The overall goal of the data-driven hypothesis (DDH) project is to use new tools in Data Science to generate hypotheses supported by data that can be tested in the lab. Several high-quality, publicly available datasets are published online and made available with Creative Commons Attribution 4.0 International (CC BY 4.0) licenses. The advent and rapid adoption of data-sharing platforms, such as figshare.com have provided high-quality data sets for public interrogation.

This project began as an extension of a simple and common concept called pattern recognition – looking for patterns in large datasets that might reveal similarities between common genes. As one simple example, common gene expression patterns can be revealed using gene co-expression analysis.

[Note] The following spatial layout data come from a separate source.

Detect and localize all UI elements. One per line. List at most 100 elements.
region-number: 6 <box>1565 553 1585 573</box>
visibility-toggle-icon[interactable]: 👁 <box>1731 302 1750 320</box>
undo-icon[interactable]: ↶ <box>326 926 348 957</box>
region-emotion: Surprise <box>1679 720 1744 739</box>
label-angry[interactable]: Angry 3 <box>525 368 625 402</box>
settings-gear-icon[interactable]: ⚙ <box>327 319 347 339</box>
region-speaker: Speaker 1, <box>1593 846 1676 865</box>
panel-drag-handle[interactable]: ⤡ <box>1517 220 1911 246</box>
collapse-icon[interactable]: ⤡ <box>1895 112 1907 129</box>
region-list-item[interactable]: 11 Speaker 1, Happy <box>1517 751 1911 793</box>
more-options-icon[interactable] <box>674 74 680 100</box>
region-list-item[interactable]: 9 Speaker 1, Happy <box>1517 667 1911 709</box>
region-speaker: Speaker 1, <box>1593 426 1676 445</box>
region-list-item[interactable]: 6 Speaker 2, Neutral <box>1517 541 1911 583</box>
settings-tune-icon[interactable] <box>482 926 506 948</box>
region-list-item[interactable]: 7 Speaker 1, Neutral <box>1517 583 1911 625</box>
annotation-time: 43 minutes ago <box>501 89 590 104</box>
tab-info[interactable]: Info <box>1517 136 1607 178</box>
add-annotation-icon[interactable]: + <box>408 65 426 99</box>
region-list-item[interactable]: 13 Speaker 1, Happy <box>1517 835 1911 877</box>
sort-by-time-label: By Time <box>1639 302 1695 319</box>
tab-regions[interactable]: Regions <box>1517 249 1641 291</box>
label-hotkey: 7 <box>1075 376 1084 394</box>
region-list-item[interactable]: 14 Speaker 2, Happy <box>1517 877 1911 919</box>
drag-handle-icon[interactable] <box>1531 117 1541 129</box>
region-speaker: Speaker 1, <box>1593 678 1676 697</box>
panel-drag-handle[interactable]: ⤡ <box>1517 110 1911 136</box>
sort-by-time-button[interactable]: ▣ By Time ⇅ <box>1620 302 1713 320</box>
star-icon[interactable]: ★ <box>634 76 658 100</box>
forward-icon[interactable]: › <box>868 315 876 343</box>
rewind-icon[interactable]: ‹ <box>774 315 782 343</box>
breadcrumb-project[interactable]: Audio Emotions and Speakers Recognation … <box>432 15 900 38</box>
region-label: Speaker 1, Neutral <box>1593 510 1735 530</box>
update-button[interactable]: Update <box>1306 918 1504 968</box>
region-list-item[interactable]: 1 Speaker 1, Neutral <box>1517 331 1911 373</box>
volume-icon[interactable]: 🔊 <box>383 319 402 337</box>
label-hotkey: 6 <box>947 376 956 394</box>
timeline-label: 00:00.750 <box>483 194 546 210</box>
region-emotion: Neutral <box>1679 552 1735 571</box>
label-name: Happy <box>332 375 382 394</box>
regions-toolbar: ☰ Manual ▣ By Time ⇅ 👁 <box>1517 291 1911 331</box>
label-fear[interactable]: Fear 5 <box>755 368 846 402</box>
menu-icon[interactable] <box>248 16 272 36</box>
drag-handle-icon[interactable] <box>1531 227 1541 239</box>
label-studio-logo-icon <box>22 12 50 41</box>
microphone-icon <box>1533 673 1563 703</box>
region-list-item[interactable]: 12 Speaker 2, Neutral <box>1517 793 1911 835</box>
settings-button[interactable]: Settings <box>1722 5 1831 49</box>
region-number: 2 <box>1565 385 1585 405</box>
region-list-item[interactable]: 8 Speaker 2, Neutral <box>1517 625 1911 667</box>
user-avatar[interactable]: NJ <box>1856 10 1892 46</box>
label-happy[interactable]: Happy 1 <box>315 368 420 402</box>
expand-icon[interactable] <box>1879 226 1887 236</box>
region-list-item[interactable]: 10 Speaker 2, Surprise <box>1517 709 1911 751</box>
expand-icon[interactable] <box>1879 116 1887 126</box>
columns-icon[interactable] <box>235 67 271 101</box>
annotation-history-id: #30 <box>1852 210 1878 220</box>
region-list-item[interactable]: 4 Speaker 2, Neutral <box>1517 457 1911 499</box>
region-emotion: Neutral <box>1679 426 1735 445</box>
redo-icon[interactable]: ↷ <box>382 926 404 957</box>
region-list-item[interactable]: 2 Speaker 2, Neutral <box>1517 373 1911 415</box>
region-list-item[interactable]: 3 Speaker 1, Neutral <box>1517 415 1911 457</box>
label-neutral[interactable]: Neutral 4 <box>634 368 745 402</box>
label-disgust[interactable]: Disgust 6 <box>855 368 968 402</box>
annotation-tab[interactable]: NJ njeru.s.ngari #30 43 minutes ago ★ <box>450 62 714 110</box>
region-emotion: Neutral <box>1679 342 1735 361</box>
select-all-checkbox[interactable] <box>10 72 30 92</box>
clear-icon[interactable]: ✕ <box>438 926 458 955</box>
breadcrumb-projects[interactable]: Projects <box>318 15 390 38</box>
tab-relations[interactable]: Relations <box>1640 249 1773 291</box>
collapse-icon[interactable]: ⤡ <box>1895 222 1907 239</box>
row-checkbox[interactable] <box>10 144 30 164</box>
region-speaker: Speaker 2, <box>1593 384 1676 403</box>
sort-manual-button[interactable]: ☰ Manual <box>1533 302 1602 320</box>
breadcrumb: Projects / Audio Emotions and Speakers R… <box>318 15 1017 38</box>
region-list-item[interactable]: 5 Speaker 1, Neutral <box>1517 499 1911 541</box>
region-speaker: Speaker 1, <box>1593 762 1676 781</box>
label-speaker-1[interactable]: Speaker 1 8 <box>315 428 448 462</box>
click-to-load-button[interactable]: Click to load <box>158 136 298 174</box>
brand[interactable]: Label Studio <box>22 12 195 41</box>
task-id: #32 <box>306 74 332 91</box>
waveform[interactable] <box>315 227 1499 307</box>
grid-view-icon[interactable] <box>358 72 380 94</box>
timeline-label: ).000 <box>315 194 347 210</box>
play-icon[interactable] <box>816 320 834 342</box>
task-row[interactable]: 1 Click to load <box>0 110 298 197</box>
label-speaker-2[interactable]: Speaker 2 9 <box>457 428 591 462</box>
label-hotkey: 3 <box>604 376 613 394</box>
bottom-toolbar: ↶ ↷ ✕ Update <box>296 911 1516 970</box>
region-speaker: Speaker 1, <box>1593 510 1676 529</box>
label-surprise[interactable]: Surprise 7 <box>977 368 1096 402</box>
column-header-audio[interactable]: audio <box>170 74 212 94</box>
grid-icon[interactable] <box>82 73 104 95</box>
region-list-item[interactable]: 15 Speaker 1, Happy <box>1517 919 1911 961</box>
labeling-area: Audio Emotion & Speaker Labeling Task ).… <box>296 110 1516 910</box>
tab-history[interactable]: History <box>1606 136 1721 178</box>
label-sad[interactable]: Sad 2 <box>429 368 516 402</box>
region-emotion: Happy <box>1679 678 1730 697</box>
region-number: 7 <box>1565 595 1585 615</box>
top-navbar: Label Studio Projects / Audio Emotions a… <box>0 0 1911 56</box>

When a gene of unknown function is identified, one strategy to learn something about the new gene is to identify shared patterns of expression with other genes. If unknown Gene X is expressed with known genes A, B, and C, then you can infer that Gene X might be part of a functional module with A, B, C. This approach is particularly powerful when genes A, B, and C are part of a known biological pathway, which leads to the hypothesis that Gene X might also be part of that same pathway.

Beyond this simple example, we aim to leverage several different types of data glean information about known and unknown genes. We present here a comprehensive resource for mapping the structure or function of thousands of genes across the human genome. Importantly, this method integrates several data types, including gene essentiality, gene expression, and literature mining to identify candidate functions of known or unknown genes. The DDH project holds tremendous promise to generate hypotheses, data, and knowledge in order to provide a deep understanding of the dynamic properties of an organism. We provide this resource via an intuitive online interface, which will provide the scientific community a platform to query and prioritize experimental hypotheses to test in the lab.

Summary

Like the proverbial man searching for his lost keys under the lamp post because the light shines there, searching for biological truths often occurs under ‘lamp posts’ because that’s where scientists can see. But what if your keys are not under the light? Or your gene is totally unknown? What do you do?

The scientific method has guided scientific minds for hundreds of years, starting with a question, followed by a hypothesis, and then an experimental path to test the prediction. While hypotheses are the bedrock of science, the volume, complexity, and sophistication of modern science necessitate new methods to generate hypotheses.

Imagine having strong data to support your new hypothesis before testing it. This is data-driven hypothesis.